Taiwan Semiconductor Manufacturing Company (TSMC) reported Q1 2025 revenue of US$25.5 billion, down 5.1% quarter-over-quarter (QoQ), as seasonal weakness in smartphones was partially cushioned by persistent strength in AI-related demand. The quarter’s performance was also impacted by the January earthquake in Taiwan, though the company managed to recover much of the lost production. Gross margin came in at 58.8%, declining 0.2 percentage points, reflecting initial margin dilution from overseas fabs and earthquake-related disruptions, partially offset by cost improvements. Operating margin slid slightly to 48.5%, while EPS reached TWD 13.94 and return on equity stood at a robust 32.7%.
Despite these pressures, TSMC maintained a healthy balance sheet, ending the quarter with TWD 2.7 trillion (US$81 billion) in cash and marketable securities. Capital expenditures totaled US$10.06 billion, underscoring the company’s continued investment in advanced technologies and global capacity. Operating cash flow was also strong at TWD 626 billion.
From a technology perspective, advanced nodes (7nm and below) represented 73% of wafer revenue, led by 5nm (36%) and 3nm (22%) contributions. Platform performance was mixed: High Performance Computing (HPC) rose 7% QoQ and accounted for 59% of revenue, while smartphones dropped 22% to comprise 28%, reflecting typical seasonality. Automotive and DCE segments delivered healthy sequential growth of 14% and 8%, respectively.

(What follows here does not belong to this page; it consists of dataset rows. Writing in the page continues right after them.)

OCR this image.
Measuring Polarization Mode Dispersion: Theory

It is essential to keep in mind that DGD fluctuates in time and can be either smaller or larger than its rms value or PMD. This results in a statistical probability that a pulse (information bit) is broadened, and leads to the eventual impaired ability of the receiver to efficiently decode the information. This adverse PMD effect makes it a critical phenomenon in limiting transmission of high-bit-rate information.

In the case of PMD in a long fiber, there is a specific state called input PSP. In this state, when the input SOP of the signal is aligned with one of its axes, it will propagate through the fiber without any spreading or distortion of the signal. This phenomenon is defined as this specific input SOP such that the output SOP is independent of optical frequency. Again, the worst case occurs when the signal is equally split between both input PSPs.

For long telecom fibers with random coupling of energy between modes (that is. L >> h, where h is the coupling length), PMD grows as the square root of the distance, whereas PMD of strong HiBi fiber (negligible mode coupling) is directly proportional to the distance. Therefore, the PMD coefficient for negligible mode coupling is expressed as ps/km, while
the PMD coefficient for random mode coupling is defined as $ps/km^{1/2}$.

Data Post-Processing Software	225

Looking ahead to Q2 2025, TSMC guided for revenue between US$28.4 billion and US$29.2 billion, implying a 13% QoQ increase and a 38% year-over-year (YoY) gain at the midpoint. Gross margin is projected to remain between 57% and 59%, while operating margin is expected to range from 47% to 49%. Management noted a temporary increase in tax rate to ~20%, normalizing to 14%-15% in the second half of the year.
For the full year, TSMC expects revenue growth in the "mid-20s percent" range, fueled by booming AI demand. Revenue from AI accelerators is forecast to double in 2025, with a mid-40s CAGR projected through 2029. CapEx for the year is set at US$38–42 billion, with around 70% allocated to advanced process technologies, including the company’s Arizona and Kumamoto fabs. These overseas fabs, while strategically critical, are expected to create 2%-4% margin dilution in coming years due to elevated costs and potential tariffs. Still, TSMC aims to maintain a long-term gross margin of at least 53%.
Operationally, the company continues to scale advanced packaging capacity, with CoWoS output set to double in 2025 to meet insatiable AI-related demand. Management acknowledged persistent supply constraints but anticipates more balance in 2026.
TSMC’s overseas expansion is accelerating, notably in the U.S., where a new US$100 billion investment brings total planned investment to US$165 billion, supporting three new fabs and additional R&D and packaging facilities. Meanwhile, the first Kumamoto fab in Japan has entered volume production, with a second set to break ground later this year. A specialty fab in Dresden, Germany, remains on track. In Taiwan, plans for 11 new fabs and four advanced packaging plants are in motion, including N2 (2nm) production beginning in H2 2025 and A16 (1.6nm) on schedule for H2 2026.
Management reiterated a long-term commitment to dividend growth, favoring steady cash returns over buybacks. While margin pressures from overseas growth and potential tariffs remain key risks, TSMC is working with customers to reflect value in pricing.
In summary, TSMC delivered a resilient Q1 2025 amid external disruptions and continues to capitalize on surging AI demand. With advanced technology ramping and global expansion accelerating, the company is well-positioned for strong growth, albeit with tighter margins in the near term.